In the year King Uzziah died, I saw the Lord seated on a high and lofty throne, with the train of his garment filling the temple.
Seraphim were stationed above; each of them had six wings: with two they veiled their faces, with two they veiled their feet, and with two they hovered aloft.

They cried one to the other, “Holy, holy, holy is the LORD of hosts!
All the earth is filled with his glory!”
At the sound of that cry, the frame of the door shook and the house was filled with smoke.

Then I said, “Woe is me, I am doomed!
For I am a man of unclean lips, living among a people of unclean lips; yet my eyes have seen the King, the LORD of hosts!”
Then one of the seraphim flew to me, holding an ember that he had taken with tongs from the altar.

He touched my mouth with it and said, 
“See, now that this has touched your lips, your wickedness is removed, your sin purged.”

Then I heard the voice of the Lord saying, “Whom shall I send? Who will go for us?”
“Here I am,” I said; “send me!”

Can we find the courage to say, “yes’, even when we discover that the way involves a cross?

Seek First

Today’s Gospel Reading is Matthew 6:24-34, and we are reminded.

Seek first Kingdom of God and God’s righteousness, and all these things will be given you besides.
Do not worry about tomorrow; tomorrow will take care of itself.
Sufficient for a day is its own evil.

How to Choose the Way We Live Our Lives

As the Vocation Minister for our congregation of Dominican Sisters, I am often asked about how to choose from among the many wonderful possibilities of vocations. It is easy for us to choose when Choice A is clearly good, and Choice B is clearly bad. But it usually doesn’t work that we. We most often make choices from among things that are good. And if they are good, we also know that God is in them. So we are also not making a choice between God and Not-God.

Now much as I would like to tell many gifted, generous, and committed women that the best choice is to become a Dominican Sister of San Rafael, alas, I cannot do that. We only know our own hearts. And, as much as this has been a wonderful and life-giving vocation for me, others have other fulfilling vocations to live.

So how to choose? Perhaps the Sufi poet Rumi can help us. I don’t think I could say it any better!

Let yourself be silently drawn
by the strange pull of what you really love.
It will not lead you astray.

~ Rumi ~

Holy Spirit, draw us.

You Will Show Me the Path to Life

From Thursday’s Responsorial Psalm (Psalm 16) we read:

Keep me safe, O God; you are my hope.

You will show me the path to life,
fullness of joys in your presence,
the delights at your right hand forever.

Keep me safe, O God; you are my hope.

And when God shows us the path of life, may we all see it as clearly as the one above.

God Desires Complete Joy for Us

Thursday’s Gospel reading is from John 15:9-11.

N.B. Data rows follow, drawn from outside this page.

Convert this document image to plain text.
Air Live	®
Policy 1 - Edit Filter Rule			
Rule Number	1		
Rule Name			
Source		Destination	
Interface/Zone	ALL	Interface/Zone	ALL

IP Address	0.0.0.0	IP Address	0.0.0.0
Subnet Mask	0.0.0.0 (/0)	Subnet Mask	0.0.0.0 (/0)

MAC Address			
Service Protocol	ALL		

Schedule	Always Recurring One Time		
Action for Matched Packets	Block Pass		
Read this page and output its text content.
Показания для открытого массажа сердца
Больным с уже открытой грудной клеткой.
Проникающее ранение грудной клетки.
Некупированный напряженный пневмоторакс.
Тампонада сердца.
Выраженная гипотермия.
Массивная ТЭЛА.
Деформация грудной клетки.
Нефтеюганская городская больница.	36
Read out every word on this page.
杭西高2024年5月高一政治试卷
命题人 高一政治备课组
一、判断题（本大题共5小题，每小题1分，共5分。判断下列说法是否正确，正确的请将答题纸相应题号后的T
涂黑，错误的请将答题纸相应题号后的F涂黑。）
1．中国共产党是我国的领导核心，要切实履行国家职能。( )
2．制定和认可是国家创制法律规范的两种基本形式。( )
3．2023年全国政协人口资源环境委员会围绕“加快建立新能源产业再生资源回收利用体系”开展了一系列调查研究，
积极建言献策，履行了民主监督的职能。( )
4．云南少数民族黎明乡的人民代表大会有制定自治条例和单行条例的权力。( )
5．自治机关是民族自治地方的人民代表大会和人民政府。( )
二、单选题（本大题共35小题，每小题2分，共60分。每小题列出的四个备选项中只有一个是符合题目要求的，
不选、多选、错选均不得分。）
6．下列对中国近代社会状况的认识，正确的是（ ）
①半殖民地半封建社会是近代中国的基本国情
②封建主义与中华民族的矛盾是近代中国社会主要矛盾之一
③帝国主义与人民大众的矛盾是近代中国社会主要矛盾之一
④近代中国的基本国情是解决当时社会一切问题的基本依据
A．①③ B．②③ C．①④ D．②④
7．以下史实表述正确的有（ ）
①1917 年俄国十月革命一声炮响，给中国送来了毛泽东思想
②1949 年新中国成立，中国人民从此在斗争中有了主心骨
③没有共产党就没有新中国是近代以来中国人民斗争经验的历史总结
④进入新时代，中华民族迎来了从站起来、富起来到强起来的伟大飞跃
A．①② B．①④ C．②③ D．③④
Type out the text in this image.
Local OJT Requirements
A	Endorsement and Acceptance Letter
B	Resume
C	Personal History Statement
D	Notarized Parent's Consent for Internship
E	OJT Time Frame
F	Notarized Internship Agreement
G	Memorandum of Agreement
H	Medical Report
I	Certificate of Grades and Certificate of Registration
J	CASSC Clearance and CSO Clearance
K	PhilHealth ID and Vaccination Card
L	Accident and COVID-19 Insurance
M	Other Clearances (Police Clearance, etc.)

Does your life’s path lead you to joy?

Jesus said to his disciples: “As the Father loves me, so I also love you. Remain in my love.
If you keep my commandments, you will remain in my love, just as I have kept my Father’s commandments and remain in his love.

“I have told you this so that my joy might be in you and your joy might be complete.”

Last week I spoke about discernment for life decisions in all of the junior religion classes at Justin-Siena High School in Napa. I found the students to be receptive, engaged, and welcoming. It is always a pleasure to visit that school.

Among the things I share with the students is that we need to follow our passions when choosing our life’s path. What is it that gives us joy? If we choose that which gives us joy, we will find ourselves in the heart of God. And I use this very passage, “I have told you this so that my joy might be in you and your joy might be complete.” I also always quote from Psalm 37, “Delight yourself in the Lord your God, and God will give you the desires of your heart.”

Our deepest desires, those that result in our joy being made complete, are God given. The challenge . . . the journey of our lives . . . is discovering or uncovering just what those deep desires are.

It’s never too early or too late to embark on that journey. And it’s a journey on which the One who desires our deepest joy walks with us.